Нет, она сама жила сиротой, и никого не обречет на эту участь.

– Нет! – твердо произнесла Ольга. – Нет. Ребенок будет расти со мной.

И тут уже не сдержалась, хрипло застонала и согнулась, когда тело прошил очередной приступ боли. Миссис Бериша отреагировала мгновенно:

– Спокойно! Спокойно, моя дорогая, без паники. Началось.

– Как началось? – охнула Ольга. – Еще две недели.

– Видно, сыну Николаса не терпится сунуть свой любопытный нос в этот мир, – улыбнулась миссис Бериша, уверенно ведя ее сквозь толпу к стоянке такси. – Весь в отца.

А Ольга еле слышно шепнула ей в спину:

– Дочери…

Они еще не говорили родителям Николаса о том, что родится дочь.


В такси миссис Бериша, мгновенно утратившая всю свою аристократическую холодность и величавость, отирала Ольге пот со лба, позволяла вцепляться во время схватки в собственные покрасневшие и распухшие руки и ласково журчала над ухом:

– Все хорошо, все хорошо, милая. Не волнуйся, время есть. Все в порядке, в клинике нас уже ждут.

– Позвоните Николасу, – успела крикнуть ей Ольга, когда подхватившая ее в приемном покое больнице медицинская бригада, усадив ее в кресло каталку, повезла в родильное отделение.

А через несколько часов Николас Бериша, не в силах сдержать слезы умиления и восторга, уже прижимал к груди крохотную девочку в натянутой на лысую головку розовой трикотажной шапочке. Ольга, изможденная, усталая, но при этом взбудораженная эндорфиновым выбросом, наблюдала за ними сквозь полуприкрытые веки. Малышка жевала пухлыми губами и щурила на Николаса пока бессмысленные мутные глазки.

– Она похожа на тебя, – шепнул тот, опускаясь с ребенком на руках на край Ольгиной кровати. – Такая же красавица.

– Не выдумывай, – отмахнулась Ольга. – Она – вылитая ты. Надеюсь, и характером тоже.

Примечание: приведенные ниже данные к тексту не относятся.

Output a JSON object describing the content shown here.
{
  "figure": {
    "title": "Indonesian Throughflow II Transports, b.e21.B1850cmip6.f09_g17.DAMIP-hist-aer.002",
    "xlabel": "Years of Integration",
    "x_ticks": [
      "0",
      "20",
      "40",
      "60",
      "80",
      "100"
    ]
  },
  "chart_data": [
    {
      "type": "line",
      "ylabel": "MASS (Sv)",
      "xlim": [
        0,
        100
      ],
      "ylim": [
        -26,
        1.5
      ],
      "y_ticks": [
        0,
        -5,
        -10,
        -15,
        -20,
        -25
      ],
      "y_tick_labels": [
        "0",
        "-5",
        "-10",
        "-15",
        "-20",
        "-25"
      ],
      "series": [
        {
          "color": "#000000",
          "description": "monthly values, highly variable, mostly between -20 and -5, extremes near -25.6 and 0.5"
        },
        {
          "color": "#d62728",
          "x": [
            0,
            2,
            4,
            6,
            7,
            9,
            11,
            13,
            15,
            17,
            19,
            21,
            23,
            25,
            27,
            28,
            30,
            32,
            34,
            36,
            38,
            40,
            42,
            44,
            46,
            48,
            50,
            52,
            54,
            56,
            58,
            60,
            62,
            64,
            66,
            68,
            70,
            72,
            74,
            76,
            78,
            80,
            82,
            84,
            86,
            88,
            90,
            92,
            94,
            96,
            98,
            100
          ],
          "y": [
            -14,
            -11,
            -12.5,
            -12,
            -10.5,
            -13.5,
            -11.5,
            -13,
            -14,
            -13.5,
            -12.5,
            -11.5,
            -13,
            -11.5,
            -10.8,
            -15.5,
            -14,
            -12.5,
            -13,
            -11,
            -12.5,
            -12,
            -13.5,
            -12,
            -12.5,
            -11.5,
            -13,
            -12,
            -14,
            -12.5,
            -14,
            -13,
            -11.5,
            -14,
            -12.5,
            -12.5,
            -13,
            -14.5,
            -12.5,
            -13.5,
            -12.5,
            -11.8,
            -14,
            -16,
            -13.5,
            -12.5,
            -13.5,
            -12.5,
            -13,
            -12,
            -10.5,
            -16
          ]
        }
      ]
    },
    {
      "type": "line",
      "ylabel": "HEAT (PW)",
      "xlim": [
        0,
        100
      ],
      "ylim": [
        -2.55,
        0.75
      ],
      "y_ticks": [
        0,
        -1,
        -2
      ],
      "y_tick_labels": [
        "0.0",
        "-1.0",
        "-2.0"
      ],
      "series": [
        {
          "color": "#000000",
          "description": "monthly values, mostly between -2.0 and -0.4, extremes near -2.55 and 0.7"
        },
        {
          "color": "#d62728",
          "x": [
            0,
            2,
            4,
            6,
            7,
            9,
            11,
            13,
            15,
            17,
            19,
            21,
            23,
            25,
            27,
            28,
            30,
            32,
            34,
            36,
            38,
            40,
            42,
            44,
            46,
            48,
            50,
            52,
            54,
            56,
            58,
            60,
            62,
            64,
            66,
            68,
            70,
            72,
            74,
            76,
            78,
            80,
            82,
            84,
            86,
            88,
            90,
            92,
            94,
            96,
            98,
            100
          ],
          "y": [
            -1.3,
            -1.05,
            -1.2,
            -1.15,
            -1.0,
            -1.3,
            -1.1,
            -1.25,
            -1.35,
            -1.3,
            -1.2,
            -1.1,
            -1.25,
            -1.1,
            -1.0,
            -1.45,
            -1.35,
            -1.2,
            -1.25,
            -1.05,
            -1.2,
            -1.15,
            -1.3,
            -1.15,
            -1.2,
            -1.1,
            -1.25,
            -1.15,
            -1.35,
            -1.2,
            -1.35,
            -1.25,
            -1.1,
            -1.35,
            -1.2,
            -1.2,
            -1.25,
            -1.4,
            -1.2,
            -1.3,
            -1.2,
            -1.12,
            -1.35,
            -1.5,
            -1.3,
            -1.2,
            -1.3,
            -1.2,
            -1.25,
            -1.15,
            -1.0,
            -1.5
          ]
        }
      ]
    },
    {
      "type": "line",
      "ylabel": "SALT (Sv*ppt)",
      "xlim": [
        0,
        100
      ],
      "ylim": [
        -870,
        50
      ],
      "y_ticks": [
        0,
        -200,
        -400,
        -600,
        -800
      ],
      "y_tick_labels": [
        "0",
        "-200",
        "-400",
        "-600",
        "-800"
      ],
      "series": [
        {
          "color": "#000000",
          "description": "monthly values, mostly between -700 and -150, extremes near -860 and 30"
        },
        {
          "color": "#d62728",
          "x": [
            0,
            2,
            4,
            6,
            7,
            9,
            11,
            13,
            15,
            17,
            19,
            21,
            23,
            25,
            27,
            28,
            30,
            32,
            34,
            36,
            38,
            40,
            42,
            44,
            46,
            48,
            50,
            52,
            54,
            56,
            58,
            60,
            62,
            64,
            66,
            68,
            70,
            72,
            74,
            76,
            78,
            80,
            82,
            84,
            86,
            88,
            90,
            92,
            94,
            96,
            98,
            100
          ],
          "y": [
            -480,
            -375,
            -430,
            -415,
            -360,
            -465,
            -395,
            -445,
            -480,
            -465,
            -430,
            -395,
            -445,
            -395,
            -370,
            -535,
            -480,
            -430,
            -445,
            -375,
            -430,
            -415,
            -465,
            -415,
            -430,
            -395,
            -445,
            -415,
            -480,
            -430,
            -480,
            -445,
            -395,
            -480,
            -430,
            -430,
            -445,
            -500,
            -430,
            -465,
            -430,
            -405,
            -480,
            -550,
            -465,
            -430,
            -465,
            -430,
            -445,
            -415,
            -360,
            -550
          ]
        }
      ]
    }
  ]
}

Тут малышка сморщила маленькое круглое личико и разразилась ревом, то ли подтверждая слова матери, то ли решительно протестуя против них. Николас совершенно растерялся. Вскочил, затряс ребенка, принялся напевать что-то.

– Дай ее мне, – попросила Ольга.

И, приняв сердитую малышку на руки, приложила ее к груди, где та тут мгновенно успокоилась.

– Как мы ее назовем? – спросил Ник, заворожено глядя, как дочь упорно, жадно сосет молоко.

И Ольга ответила:

– Мария… Маша…


С того дня прошло больше года, а Ольга до сих пор была не уверена, что из нее получилась хорошая мать. Ей доставляло удовольствие наблюдать за Марией, с удивлением следить за тем, как из беспомощного бездумного свертка растет и развивается человек. Со своим характером (довольно вздорным, если быть честной), со своими вкусами и интересами. Зато разнообразные детские игры, книжки, потешки, пирамидки совершенно ее не интересовали. Ей приходилось сделать над собой усилие, чтобы заняться с дочерью чем-то подобным. К счастью, рядом всегда был Николас, который погрузился в отцовство с головой и с радостью брал все развлечения Марии на себя.

Ольга понимала, что любит дочь безмерно, сильнее, чем кого бы то ни было на свете. И в то же время ясно осознавала, что матерью-наседкой, умиляющейся каждому писку своего ребенка, ей никогда не стать. Оставалось надеяться, что позже, когда Мария подрастет и станет интересным собеседником, им проще будет найти общий язык.

Малышка уже в год отличалась неуемным своевольным характером. Не терпела отказа и стремилась всегда настоять на своем. Однажды забралась к Ольге в спальню и стащила с комода выцветшую от времени куклу в обветшавшем платье. Ту самую, что объездила с суровой Фараоншей полмира. Ольга ласково, но твердо отобрала игрушку у Марии, чем вызвала приступ рассерженного рева. Прибежавший на шум Николас, подхватил дочь на руки и укоризненного взглянул на Ольгу.